Rougon was sitting quite still, his hands clasped upon his legs and his head resting against the mahogany desk. At the outset of the discussion his shoulders had seemed to sink lower than before, but when the first speaker rose to reply, he raised his big frame without actually getting on to his feet, and said in a husky voice: 'The honourable member who reported upon this measure forgot to mention that it has also received the approval of the Minister of the Interior and the Minister of Finance.'
Then he let himself drop again and resumed the attitude of a drowsy bull. A slight murmur ran through the Chamber, and the deputy who had risen to reply sat down with a low bow. The bill was passed, and those members who had shown any interest in the debate once more assumed an expression of indifference.
Rougon had spoken. From one section of the gallery to another Colonel Jobelin exchanged glances with the Charbonnels, while Madame Correur made ready to leave her place, just as she would have quitted her box at the theatre before the fall of the curtain, if the hero of the play had delivered his last speech. M. d'Escorailles and Madame Bouchard had already taken their departure.
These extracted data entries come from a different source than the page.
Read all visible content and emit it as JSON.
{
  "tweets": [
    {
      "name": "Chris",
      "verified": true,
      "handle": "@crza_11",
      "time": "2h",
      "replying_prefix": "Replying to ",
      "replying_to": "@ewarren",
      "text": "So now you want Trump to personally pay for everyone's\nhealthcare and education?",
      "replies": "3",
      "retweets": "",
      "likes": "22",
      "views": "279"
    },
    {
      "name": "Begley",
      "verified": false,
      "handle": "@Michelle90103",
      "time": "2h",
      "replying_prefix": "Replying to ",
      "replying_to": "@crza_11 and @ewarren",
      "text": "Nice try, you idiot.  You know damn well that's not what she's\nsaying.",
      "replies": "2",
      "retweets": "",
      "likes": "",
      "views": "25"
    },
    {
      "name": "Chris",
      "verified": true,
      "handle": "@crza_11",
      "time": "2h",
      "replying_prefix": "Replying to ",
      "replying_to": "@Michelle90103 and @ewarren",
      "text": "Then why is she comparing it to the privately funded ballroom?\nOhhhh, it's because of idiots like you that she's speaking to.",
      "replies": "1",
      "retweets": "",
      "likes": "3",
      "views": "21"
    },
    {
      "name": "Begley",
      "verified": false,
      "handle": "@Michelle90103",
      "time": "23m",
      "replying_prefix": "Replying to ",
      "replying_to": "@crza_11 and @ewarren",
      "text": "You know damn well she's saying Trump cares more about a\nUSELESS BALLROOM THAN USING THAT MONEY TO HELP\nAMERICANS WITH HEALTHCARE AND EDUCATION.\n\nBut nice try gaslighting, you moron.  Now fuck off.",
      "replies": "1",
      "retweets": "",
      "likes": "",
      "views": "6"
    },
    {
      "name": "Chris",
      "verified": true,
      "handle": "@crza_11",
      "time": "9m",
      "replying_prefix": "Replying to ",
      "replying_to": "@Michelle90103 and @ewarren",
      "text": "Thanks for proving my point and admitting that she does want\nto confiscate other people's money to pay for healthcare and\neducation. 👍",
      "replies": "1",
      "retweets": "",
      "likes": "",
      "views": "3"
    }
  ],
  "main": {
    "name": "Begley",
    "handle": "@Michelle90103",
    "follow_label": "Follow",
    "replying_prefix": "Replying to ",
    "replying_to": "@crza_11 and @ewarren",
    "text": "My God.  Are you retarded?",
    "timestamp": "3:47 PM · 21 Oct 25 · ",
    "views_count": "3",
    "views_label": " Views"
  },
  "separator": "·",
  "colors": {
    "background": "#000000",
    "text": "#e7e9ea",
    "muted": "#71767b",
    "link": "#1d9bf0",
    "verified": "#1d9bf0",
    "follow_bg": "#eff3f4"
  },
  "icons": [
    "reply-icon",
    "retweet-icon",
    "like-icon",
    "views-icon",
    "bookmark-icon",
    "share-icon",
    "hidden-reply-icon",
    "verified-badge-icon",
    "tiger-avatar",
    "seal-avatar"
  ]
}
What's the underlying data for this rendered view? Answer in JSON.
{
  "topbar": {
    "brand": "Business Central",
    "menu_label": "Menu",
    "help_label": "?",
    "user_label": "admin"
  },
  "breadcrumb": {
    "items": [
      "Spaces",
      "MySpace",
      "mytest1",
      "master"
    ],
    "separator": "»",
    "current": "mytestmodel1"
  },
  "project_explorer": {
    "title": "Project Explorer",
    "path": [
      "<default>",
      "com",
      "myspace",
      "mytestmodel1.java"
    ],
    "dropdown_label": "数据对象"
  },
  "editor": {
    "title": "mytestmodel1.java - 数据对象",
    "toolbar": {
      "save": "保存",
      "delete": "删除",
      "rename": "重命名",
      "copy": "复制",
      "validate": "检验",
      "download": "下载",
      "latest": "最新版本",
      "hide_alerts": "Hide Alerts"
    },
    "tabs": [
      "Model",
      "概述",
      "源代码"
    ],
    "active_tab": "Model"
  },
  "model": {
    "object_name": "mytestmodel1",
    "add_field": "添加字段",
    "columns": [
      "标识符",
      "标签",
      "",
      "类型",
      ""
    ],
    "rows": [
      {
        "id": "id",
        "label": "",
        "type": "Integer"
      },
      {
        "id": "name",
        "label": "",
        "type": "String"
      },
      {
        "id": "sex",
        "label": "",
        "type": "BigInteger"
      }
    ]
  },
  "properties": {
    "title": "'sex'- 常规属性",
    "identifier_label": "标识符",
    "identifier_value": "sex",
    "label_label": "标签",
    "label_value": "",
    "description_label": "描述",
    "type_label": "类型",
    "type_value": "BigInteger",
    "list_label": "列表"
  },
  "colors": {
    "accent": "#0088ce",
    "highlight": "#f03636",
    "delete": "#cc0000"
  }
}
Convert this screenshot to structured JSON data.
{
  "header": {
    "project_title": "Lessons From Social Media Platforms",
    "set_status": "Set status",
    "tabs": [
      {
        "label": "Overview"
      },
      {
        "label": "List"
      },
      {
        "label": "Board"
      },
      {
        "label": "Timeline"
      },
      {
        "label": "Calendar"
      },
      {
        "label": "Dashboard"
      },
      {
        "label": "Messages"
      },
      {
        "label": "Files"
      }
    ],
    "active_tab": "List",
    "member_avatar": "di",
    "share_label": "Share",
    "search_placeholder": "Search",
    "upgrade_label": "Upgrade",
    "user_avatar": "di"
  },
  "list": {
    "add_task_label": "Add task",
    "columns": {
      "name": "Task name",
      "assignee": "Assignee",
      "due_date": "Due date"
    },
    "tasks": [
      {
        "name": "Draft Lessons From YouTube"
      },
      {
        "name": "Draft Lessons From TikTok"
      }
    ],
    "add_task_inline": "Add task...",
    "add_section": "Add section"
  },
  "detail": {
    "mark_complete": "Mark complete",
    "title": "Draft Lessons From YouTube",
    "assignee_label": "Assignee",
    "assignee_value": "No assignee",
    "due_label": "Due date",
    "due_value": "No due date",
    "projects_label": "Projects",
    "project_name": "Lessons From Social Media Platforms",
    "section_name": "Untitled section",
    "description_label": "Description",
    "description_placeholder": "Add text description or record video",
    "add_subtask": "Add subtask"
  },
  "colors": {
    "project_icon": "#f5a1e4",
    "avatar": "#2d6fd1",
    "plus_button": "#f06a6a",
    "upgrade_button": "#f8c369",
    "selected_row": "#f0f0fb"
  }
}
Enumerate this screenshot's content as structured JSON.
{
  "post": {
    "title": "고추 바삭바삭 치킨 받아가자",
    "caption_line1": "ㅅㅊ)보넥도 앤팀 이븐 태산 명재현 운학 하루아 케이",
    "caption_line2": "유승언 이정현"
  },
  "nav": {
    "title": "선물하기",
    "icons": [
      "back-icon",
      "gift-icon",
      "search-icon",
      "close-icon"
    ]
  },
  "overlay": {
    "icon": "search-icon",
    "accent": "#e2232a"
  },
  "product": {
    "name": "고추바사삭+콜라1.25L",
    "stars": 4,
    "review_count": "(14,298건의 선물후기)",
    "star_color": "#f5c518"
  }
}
Clorinde stood by the velvet-covered balustrade, her majestic figure showing conspicuously as she slowly wrapped her lace shawl about her, glancing round the deputies' seats as she did so. The rain was no longer beating down upon the window, but the sky remained overcast. The mahogany desks looked quite black in that sombre light, and a shadowy mist streamed over the seats, which the bald heads of some of the deputies lighted up here and there with patches of white. Against the marble-work below the vague, pale allegorical figures, the President and the clerks and ushers, all in black and ranged in a line, showed like the stiff silhouettes of a shadow-pantomime. The whole Chamber became blurred in the suddenly waning light.
'Oh, come along!' exclaimed Clorinde, pushing her mother out of the gallery; 'it is enough to kill one in here!'
She quite startled the drowsy ushers in the corridor by the strange fashion in which she had twisted her shawl round her hips.
When they got downstairs into the hall the ladies met Colonel Jobelin and Madame Correur.
'We are waiting for him here,' said the colonel. 'Perhaps he will come out this way. But in any case I have signalled to Kahn and Béjuin to come and give me some information.'
Madame Correur stepped up to the Countess Balbi. 'Ah! it would be a great misfortune,' she said in a disconsolate voice without attempting to explain her meaning.